Here’s the jest of it. One personal project I’ve had (more of a batch processing exercise) is to convert the entirety of modarchive.org’s multiple tracker formats to mp3 with on-the-fly demuxing. Well. I was successful, and now I have a few Terabytes of mp3 files I want to put into the cloud. I tried to use the early beta’s of one way backup and it was successful in creating the directory structure and a few files but then it seemed to get stuck and never uploaded another byte of data. I’ve read other threads where having hundreds of thousands of files is too much for the sync agent to handle, and I am good with the cloud being the primary system of record for this data set. What, however, is the best way to get all of this data uploaded using ODrive to do it?

Tony · April 25, 2017, 1:41pm

Hi @toupeiro,
So it sounds like you are wanting to do a one-time bulk import of all of this stuff, is that correct? I will assume it is, for now, and continue.

As you may have read in other threads, sync is a somewhat heavy process compared to traditional backup, and certainly to a one-time import. There are things we can do to try to alleviate the sync overhead and simulate more of an import flow, however.

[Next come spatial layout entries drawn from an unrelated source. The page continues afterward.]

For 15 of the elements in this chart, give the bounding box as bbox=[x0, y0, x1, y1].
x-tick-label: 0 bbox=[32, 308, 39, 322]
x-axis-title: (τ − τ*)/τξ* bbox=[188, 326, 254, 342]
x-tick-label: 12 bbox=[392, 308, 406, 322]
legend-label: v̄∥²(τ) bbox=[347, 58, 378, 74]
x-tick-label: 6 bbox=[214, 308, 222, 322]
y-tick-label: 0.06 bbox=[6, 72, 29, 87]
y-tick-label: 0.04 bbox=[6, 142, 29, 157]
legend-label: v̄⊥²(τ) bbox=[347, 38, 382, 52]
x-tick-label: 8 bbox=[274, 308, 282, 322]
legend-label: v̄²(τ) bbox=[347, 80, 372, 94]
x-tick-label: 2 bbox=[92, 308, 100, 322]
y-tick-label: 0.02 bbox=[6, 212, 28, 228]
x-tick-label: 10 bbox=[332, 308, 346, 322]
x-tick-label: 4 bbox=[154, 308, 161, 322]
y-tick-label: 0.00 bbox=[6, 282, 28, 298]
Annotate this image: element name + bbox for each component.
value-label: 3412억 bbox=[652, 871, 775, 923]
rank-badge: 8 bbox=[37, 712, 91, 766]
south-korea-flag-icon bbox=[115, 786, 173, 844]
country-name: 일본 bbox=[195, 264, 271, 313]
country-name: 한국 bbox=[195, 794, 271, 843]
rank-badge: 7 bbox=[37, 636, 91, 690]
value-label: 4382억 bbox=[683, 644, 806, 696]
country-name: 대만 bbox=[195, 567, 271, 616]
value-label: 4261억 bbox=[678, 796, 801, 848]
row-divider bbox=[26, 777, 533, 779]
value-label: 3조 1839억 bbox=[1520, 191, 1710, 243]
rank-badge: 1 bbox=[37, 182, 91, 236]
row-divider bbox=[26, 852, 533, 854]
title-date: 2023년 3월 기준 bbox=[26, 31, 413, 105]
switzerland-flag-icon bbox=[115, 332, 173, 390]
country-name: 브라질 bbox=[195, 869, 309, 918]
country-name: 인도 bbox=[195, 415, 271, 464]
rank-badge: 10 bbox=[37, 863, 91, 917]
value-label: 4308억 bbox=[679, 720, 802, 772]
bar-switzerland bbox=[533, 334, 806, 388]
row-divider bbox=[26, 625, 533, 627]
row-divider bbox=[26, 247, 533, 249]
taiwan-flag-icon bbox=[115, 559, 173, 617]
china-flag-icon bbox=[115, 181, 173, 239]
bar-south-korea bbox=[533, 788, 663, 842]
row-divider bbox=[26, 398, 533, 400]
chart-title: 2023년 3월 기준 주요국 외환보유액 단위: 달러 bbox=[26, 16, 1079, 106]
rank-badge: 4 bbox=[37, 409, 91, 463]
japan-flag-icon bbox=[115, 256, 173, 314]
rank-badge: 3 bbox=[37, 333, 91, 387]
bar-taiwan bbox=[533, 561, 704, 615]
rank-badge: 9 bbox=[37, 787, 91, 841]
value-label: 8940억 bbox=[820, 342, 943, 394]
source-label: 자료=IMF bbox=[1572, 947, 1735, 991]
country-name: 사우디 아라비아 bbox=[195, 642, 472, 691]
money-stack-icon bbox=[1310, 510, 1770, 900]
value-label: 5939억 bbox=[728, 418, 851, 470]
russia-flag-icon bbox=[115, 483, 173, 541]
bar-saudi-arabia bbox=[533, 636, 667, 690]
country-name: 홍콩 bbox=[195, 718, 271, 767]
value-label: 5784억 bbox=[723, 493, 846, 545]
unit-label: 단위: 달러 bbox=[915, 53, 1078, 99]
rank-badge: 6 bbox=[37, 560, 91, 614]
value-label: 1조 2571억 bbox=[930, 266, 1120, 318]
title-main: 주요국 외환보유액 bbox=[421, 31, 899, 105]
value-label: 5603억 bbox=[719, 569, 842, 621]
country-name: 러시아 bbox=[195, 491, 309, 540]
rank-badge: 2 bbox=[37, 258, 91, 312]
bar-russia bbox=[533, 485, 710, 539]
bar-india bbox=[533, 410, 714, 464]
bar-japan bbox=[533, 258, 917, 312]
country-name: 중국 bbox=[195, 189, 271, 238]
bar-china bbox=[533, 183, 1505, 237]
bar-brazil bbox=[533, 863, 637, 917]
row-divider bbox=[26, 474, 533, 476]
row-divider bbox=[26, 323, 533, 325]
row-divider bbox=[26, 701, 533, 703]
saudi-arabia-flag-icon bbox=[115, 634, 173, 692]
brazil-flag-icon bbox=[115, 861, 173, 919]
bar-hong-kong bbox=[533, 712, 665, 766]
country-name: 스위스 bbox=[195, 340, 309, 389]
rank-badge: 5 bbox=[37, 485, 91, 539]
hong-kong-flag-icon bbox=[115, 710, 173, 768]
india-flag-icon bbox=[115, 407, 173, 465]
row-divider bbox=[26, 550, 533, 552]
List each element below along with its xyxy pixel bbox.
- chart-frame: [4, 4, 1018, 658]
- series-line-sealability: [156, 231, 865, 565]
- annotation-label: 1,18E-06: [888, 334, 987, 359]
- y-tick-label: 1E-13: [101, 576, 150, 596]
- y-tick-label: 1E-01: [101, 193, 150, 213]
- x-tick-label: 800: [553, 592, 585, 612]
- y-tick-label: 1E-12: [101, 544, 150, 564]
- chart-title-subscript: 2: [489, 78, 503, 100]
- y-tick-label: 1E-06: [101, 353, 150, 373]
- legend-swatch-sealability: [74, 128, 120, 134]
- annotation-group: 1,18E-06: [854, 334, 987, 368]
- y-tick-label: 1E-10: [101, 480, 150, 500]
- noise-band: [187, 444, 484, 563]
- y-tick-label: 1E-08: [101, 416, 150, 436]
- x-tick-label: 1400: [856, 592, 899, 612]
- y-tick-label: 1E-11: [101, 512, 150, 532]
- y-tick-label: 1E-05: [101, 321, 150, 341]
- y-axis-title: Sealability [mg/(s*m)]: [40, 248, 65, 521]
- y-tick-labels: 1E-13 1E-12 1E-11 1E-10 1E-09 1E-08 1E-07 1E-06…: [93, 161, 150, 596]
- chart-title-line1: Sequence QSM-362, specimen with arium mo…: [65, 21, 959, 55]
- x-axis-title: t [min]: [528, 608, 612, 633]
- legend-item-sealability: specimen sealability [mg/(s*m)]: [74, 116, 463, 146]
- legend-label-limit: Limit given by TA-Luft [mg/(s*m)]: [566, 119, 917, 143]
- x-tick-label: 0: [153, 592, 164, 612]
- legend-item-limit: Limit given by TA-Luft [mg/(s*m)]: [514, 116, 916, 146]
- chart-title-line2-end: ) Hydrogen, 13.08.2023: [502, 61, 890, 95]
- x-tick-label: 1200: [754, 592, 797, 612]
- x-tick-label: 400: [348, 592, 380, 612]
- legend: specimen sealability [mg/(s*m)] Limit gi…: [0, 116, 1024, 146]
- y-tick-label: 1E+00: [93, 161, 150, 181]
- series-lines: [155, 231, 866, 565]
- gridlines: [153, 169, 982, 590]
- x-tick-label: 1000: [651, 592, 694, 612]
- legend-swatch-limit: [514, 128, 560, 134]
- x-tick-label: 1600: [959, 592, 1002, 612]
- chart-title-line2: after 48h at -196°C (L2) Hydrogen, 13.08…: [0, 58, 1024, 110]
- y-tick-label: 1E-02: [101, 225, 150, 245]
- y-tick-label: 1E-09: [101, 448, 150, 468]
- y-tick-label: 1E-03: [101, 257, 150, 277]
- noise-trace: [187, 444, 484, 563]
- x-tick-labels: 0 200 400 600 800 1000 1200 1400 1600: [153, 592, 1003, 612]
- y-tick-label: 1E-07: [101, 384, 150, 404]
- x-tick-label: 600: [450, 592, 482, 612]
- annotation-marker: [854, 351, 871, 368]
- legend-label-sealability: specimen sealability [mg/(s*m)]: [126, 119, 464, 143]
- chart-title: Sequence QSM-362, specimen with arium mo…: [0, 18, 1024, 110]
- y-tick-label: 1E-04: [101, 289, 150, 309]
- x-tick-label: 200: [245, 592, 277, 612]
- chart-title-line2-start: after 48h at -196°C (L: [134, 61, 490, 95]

The most basic flow would be:

Copy/move the data in in batches
Wait for sync to complete on the batch
Unsync the completed batch
Repeat

This constrains the scope of work odrive needs to do to the size of the current batch. You could do this “by hand” or script it up using something like this example with the CLI:

How is the data structured? Is it naturally segmented in a way that would allow for easy batching?

toupeiro · April 28, 2017, 12:41am

This is an interesting approach
tree.txt (114.4 KB)

This is the current directory structure only showing three layers deep. below each layer here is another layer of directories with a name and inside that, a file.

Tony · April 28, 2017, 9:39pm

Hi @toupeiro,
It looks like its segmented in a way that can be conducive to this type approach. Is the option of scripting something a possibility for you?

toupeiro · April 29, 2017, 4:02pm

I think this will work but I might have to modify it slightly, or call it in a for-loop at a particular depth so that $targetdir starts a bit further down the tree, otherwise it might be too big to land into the root of my locally cached odrive home before it starts to sync.